Marthas Momente-Sammlung

Glück ist die Summe schöner Momente

Vergänglichkeit…

… Im Nachbarhaus gegenüber muss vor kurzem jemand gestorben sein. Man hatte eine Firma damit beauftragt, die Wohnung zu entrümpeln. In einem der beiden größeren Sprinter polterte eine schlecht verstaute Kiste zu Boden und der Inhalt, viele Bücher, verteilte sich auf der Straße. Ich beobachtete, wie zwei Männer des „Räumkommandos“ lachend und feixend sich mit den Füßen die Druckwerke zukickten, wie die Seiten vom Straßenstaub verschmutzt wurden, die Deckel und Schutzumschläge rissen, und mir wurde ganz weh zumute…

… Ich gehe mit Riesenschritten auf die Siebzig zu. Die Einschläge kommen immer näher, und jederzeit könnte mein letztes Stünderl schlagen, auch wenn ich mich grad ausgesprochen wohl und fit fühle. Was wird dann mit all den Dingen geschehen, die mir so am Herzen liegen? Dem Spiegelteleskop aus meinen Kindertagen, das den Schreibtisch ziert? Dem Globus in all seiner verlockenden Farbenpracht? Meiner Quietsche-Entchen-Sammlung? Und vor allem meinen vielen, vielen Büchern, die ich so liebe, und die mir unendliche Stunden der Freude, Spannung, des Wissens, der Erkenntnis beschert haben? Werden sie auch unsanft behandelt und zerfleddert auf dem nächst gelegenen Wertstoffhof landen?…

… Dann jedoch schalt ich mich nach einer langen, depressiven Weile eine Närrin. Ich werde wohl für immer von dieser Erde verschwunden sein, wenn dies geschieht. Eingegangen ins ewige Nichts, in die ewige Ruhe, vielleicht auch in eine neue, andere Existenz, wer weiß das schon. Ich werde das höchstwahrscheinlich nicht mitbekommen, wie man mit meinen irdischen Habseligkeiten verfahren wird. Und dass man sie, bis vielleicht auf einige wenige Erinnerungsstücke, entsorgen wird, ist doch völlig in Ordnung. Das gehört zum Lauf der Welt, zum Aufblühen, Werden und Vergehen. Wer von meinen wenigen Hinterbliebenen hätte denn auch Platz genug, um über tausend Büchern und meinen anderen Sammelsurien ein neues Zuhause zu geben. So etwas zu erwarten wäre doch völlig absurd. Und das Wichtigste ist doch, dass mich Bücher, Entchen, Spiegelteleskop, Globus, Manuskripte, externe Festplatten voll mit mittlerweile über 100.000 Fotos, ungezählte Landkarten etc. jetzt und hier, in meinem Leben, glücklich, zufrieden und auch ein wenig stolz machen. Dass sie mir jetzt zeigen, wer ich bin. Dass sie jetzt Zeugnis ablegen von meinem unstillbaren Wissensdurst, meinen breit gefächerten Interessen, meiner Verspieltheit und Phantasie…

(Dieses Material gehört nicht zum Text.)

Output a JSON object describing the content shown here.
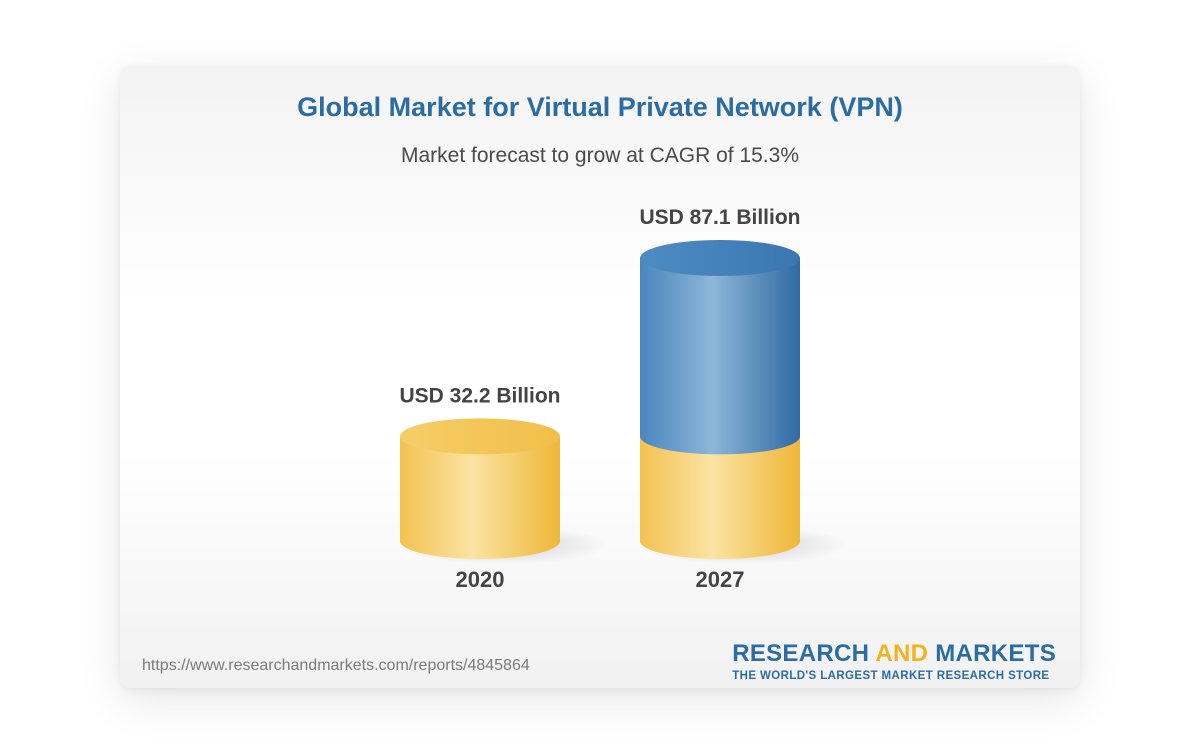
{
  "chart_data": {
    "type": "bar",
    "title": "Global Market for Virtual Private Network (VPN)",
    "subtitle": "Market forecast to grow at CAGR of 15.3%",
    "categories": [
      "2020",
      "2027"
    ],
    "values": [
      32.2,
      87.1
    ],
    "value_labels": [
      "USD 32.2 Billion",
      "USD 87.1 Billion"
    ],
    "unit": "USD Billion",
    "colors": {
      "base": "#f5c95a",
      "growth": "#3f7db4",
      "title": "#2b6ca3"
    }
  },
  "footer": {
    "url": "https://www.researchandmarkets.com/reports/4845864"
  },
  "logo": {
    "word1": "RESEARCH ",
    "word2": "AND",
    "word3": " MARKETS",
    "tagline": "THE WORLD'S LARGEST MARKET RESEARCH STORE"
  }
}
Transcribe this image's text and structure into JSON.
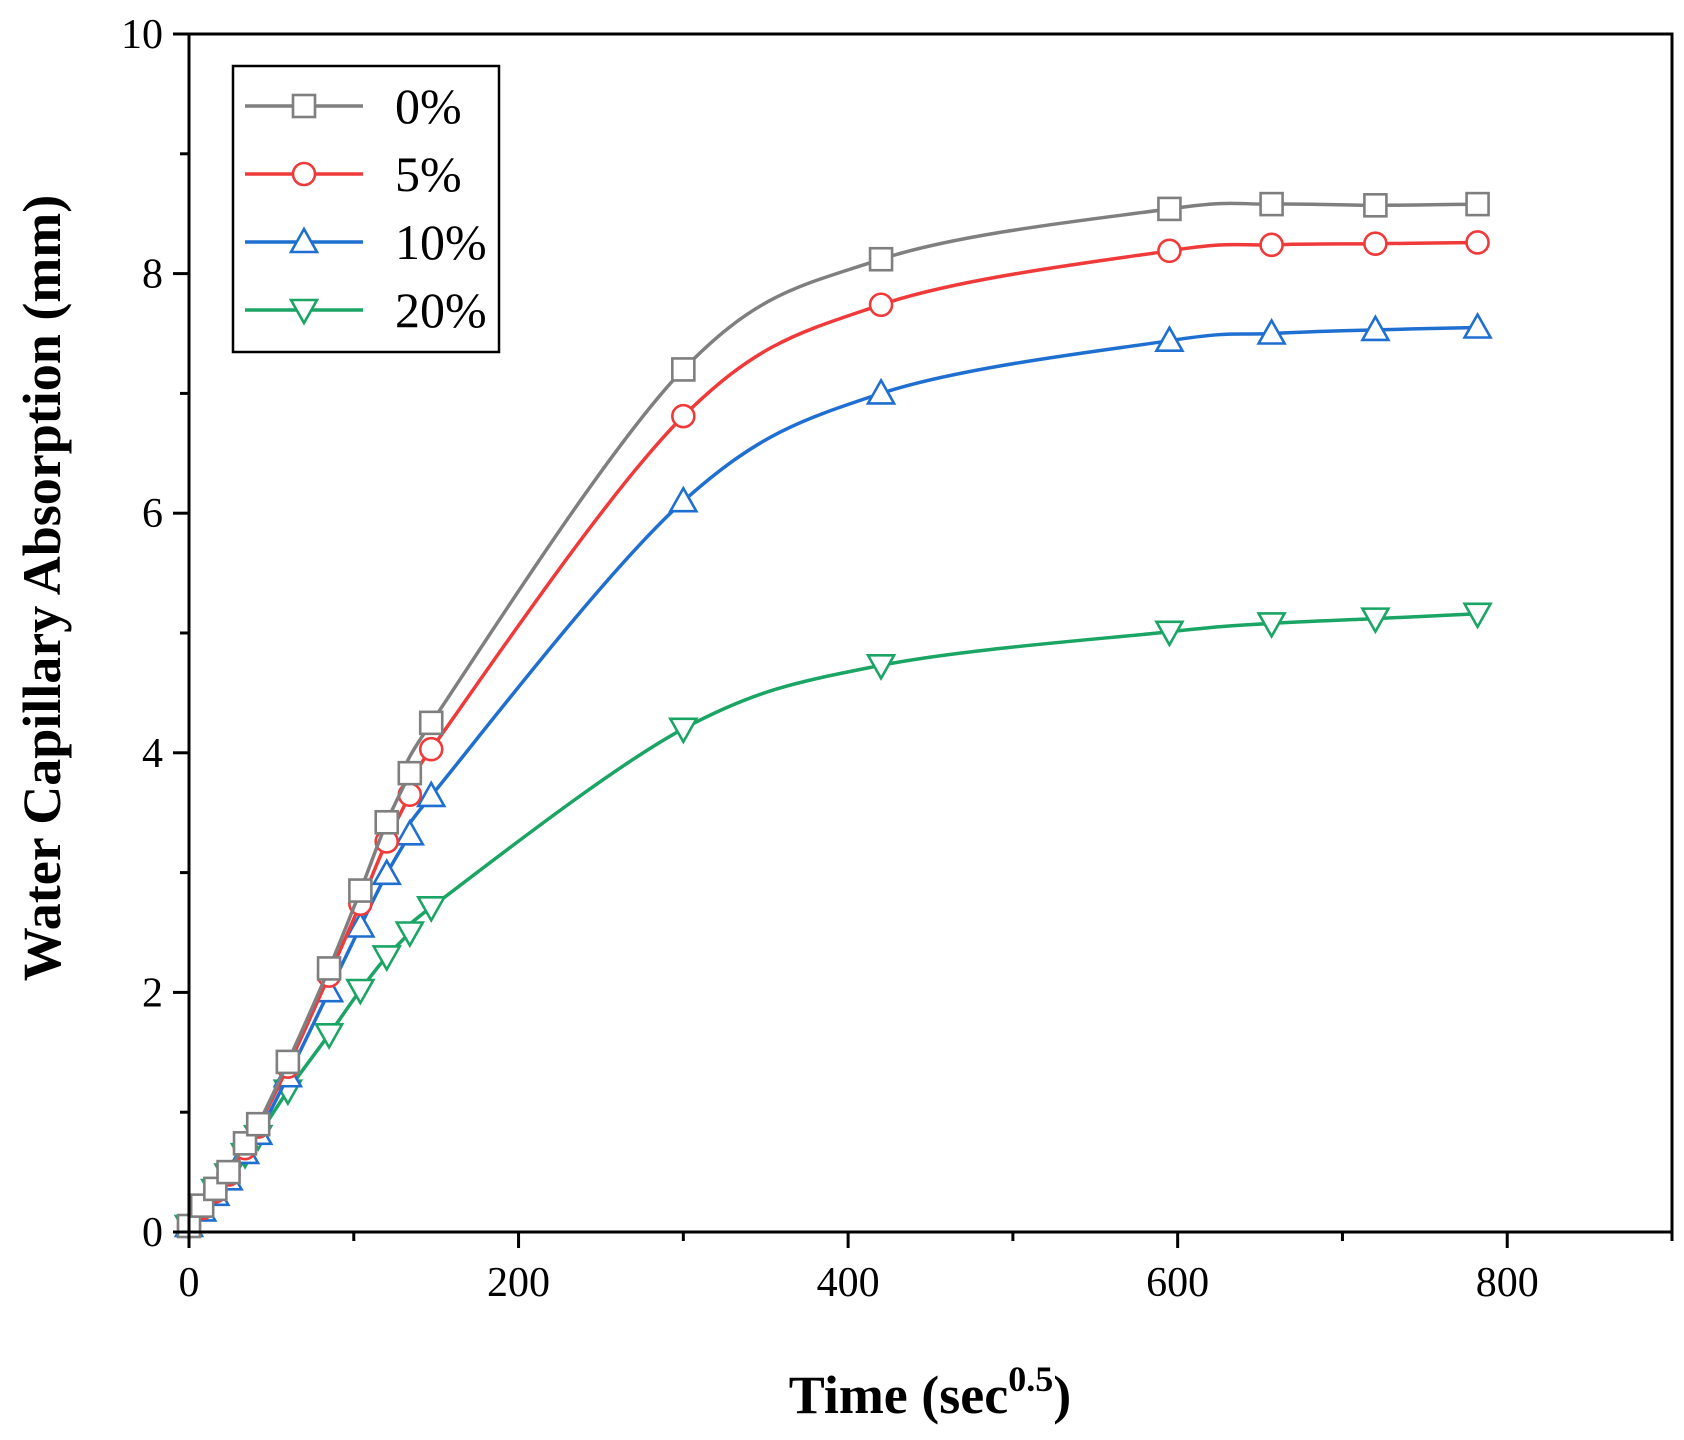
{
  "chart_data": {
    "type": "line",
    "title": "",
    "xlabel": "Time (sec",
    "xlabel_superscript": "0.5",
    "xlabel_suffix": ")",
    "ylabel": "Water Capillary Absorption (mm)",
    "xlim": [
      0,
      900
    ],
    "ylim": [
      0,
      10
    ],
    "x_ticks": [
      0,
      200,
      400,
      600,
      800
    ],
    "x_tick_labels": [
      "0",
      "200",
      "400",
      "600",
      "800"
    ],
    "y_ticks": [
      0,
      2,
      4,
      6,
      8,
      10
    ],
    "y_tick_labels": [
      "0",
      "2",
      "4",
      "6",
      "8",
      "10"
    ],
    "x_minor_step": 100,
    "y_minor_step": 1,
    "grid": false,
    "legend_position": "top-left",
    "x": [
      0,
      8,
      16,
      24,
      34,
      42,
      60,
      85,
      104,
      120,
      134,
      147,
      300,
      420,
      595,
      657,
      720,
      782
    ],
    "series": [
      {
        "name": "0%",
        "color": "#7f7f7f",
        "marker": "square",
        "values": [
          0.05,
          0.22,
          0.36,
          0.5,
          0.74,
          0.9,
          1.42,
          2.2,
          2.85,
          3.42,
          3.83,
          4.25,
          7.2,
          8.12,
          8.54,
          8.58,
          8.57,
          8.58
        ]
      },
      {
        "name": "5%",
        "color": "#f03a3a",
        "marker": "circle",
        "values": [
          0.05,
          0.2,
          0.34,
          0.48,
          0.7,
          0.88,
          1.38,
          2.14,
          2.74,
          3.26,
          3.65,
          4.03,
          6.81,
          7.74,
          8.19,
          8.24,
          8.25,
          8.26
        ]
      },
      {
        "name": "10%",
        "color": "#1f6fd1",
        "marker": "triangle-up",
        "values": [
          0.05,
          0.18,
          0.31,
          0.44,
          0.66,
          0.82,
          1.3,
          2.01,
          2.55,
          2.99,
          3.32,
          3.64,
          6.1,
          7.0,
          7.44,
          7.5,
          7.53,
          7.55
        ]
      },
      {
        "name": "20%",
        "color": "#1aa564",
        "marker": "triangle-down",
        "values": [
          0.05,
          0.22,
          0.35,
          0.48,
          0.65,
          0.8,
          1.18,
          1.65,
          2.02,
          2.3,
          2.5,
          2.71,
          4.2,
          4.73,
          5.01,
          5.08,
          5.12,
          5.16
        ]
      }
    ]
  }
}
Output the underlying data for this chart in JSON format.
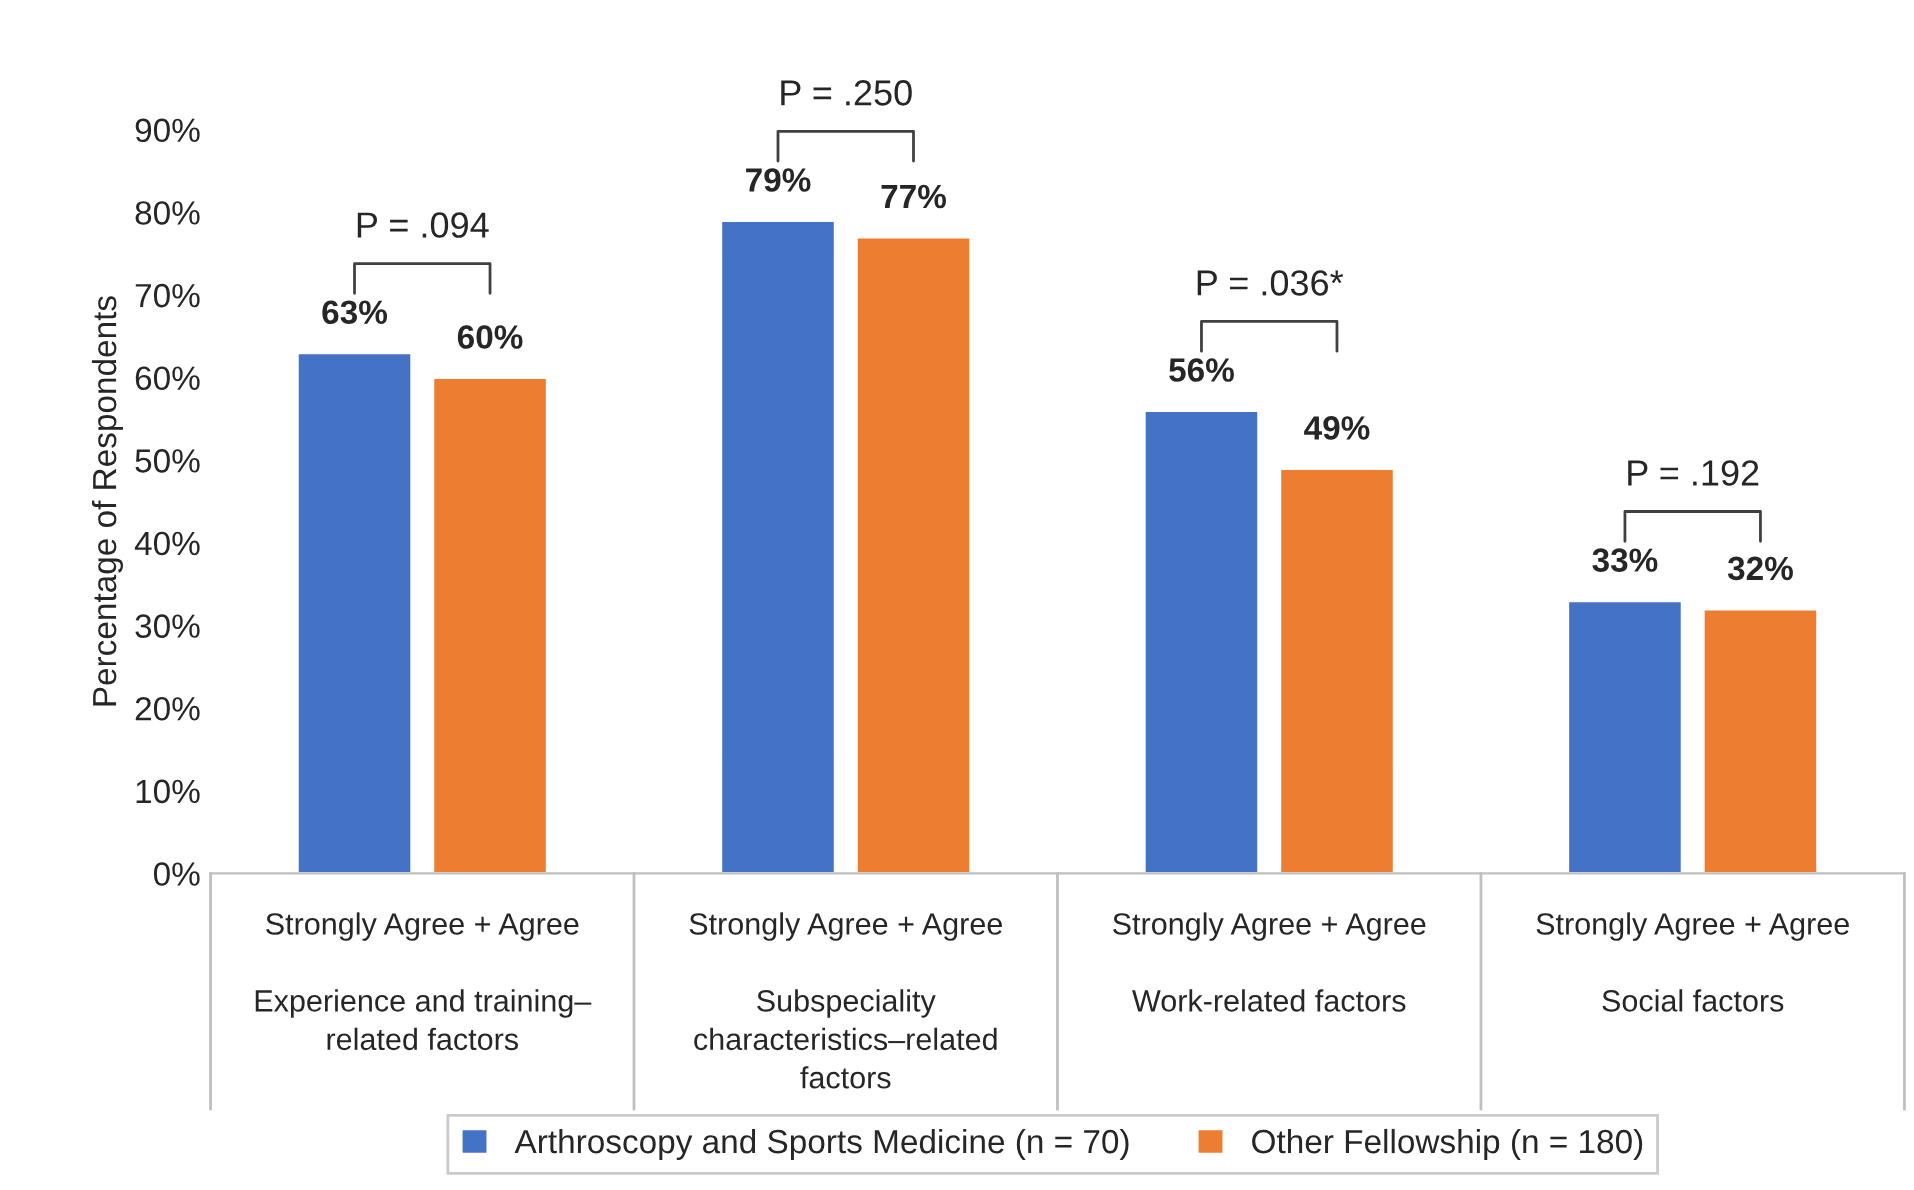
{
  "chart_data": {
    "type": "bar",
    "ylabel": "Percentage of Respondents",
    "categories": [
      "Strongly Agree + Agree\n\nExperience and training–\nrelated factors",
      "Strongly Agree + Agree\n\nSubspeciality\ncharacteristics–related\nfactors",
      "Strongly Agree + Agree\n\nWork-related factors",
      "Strongly Agree + Agree\n\nSocial factors"
    ],
    "series": [
      {
        "name": "Arthroscopy and Sports Medicine (n = 70)",
        "color": "#4472c4",
        "values": [
          63,
          79,
          56,
          33
        ],
        "value_labels": [
          "63%",
          "79%",
          "56%",
          "33%"
        ]
      },
      {
        "name": "Other Fellowship (n = 180)",
        "color": "#ed7d31",
        "values": [
          60,
          77,
          49,
          32
        ],
        "value_labels": [
          "60%",
          "77%",
          "49%",
          "32%"
        ]
      }
    ],
    "ylim": [
      0,
      90
    ],
    "yticks": [
      {
        "value": 0,
        "label": "0%"
      },
      {
        "value": 10,
        "label": "10%"
      },
      {
        "value": 20,
        "label": "20%"
      },
      {
        "value": 30,
        "label": "30%"
      },
      {
        "value": 40,
        "label": "40%"
      },
      {
        "value": 50,
        "label": "50%"
      },
      {
        "value": 60,
        "label": "60%"
      },
      {
        "value": 70,
        "label": "70%"
      },
      {
        "value": 80,
        "label": "80%"
      },
      {
        "value": 90,
        "label": "90%"
      }
    ],
    "annotations": [
      "P = .094",
      "P = .250",
      "P = .036*",
      "P = .192"
    ],
    "grid": false,
    "legend": "bottom"
  }
}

… Apropos Bücher – Jules von der Ley hat neulich die Frage nach dem Lesestoff der Kindheit in die Runde geworfen. Und die möchte ich am Ende dieses Posts gerne beantworten: Die Bücher von Karl May habe ich förmlich verschlungen, zudem die Hornblower-Romane von C. S. Forrester. Sowie alles über den Wilden Westen und Piraten, was ich in der kleinen Schulbücherei in die Finger bekommen konnte oder mir von meinem Vater geliehen wurde. Und als Rossnarrische natürlich Pferdebücher ohne Ende! Etliches an Literatur meiner Kindertage habe ich immer noch hier in meinem Wohnzimmer in einem Regal stehen. Ich hatte einen so gar nicht mädchenhaften Geschmack bei der Auswahl meines Lesestoffs, so was wie „Hanni und Nanni“ konnte mir gestohlen bleiben. Ich glaube, man hat sich damals schon gelegentlich Gedanken gemacht, ob ich denn nun wirklich weiblichen Geschlechts sei. 😉 Diese Sorgen dürften sich aber dann spätestens mit meinen fortgeschrittenen Teenager-Jahren gelegt haben… 😉

… Kommt gut ins Wochenende. Bleibt bzw. werdet gesund, habt es fein, seid gut zueinander. Und würdigt eure Schätze, eure Fähigkeiten und Talente…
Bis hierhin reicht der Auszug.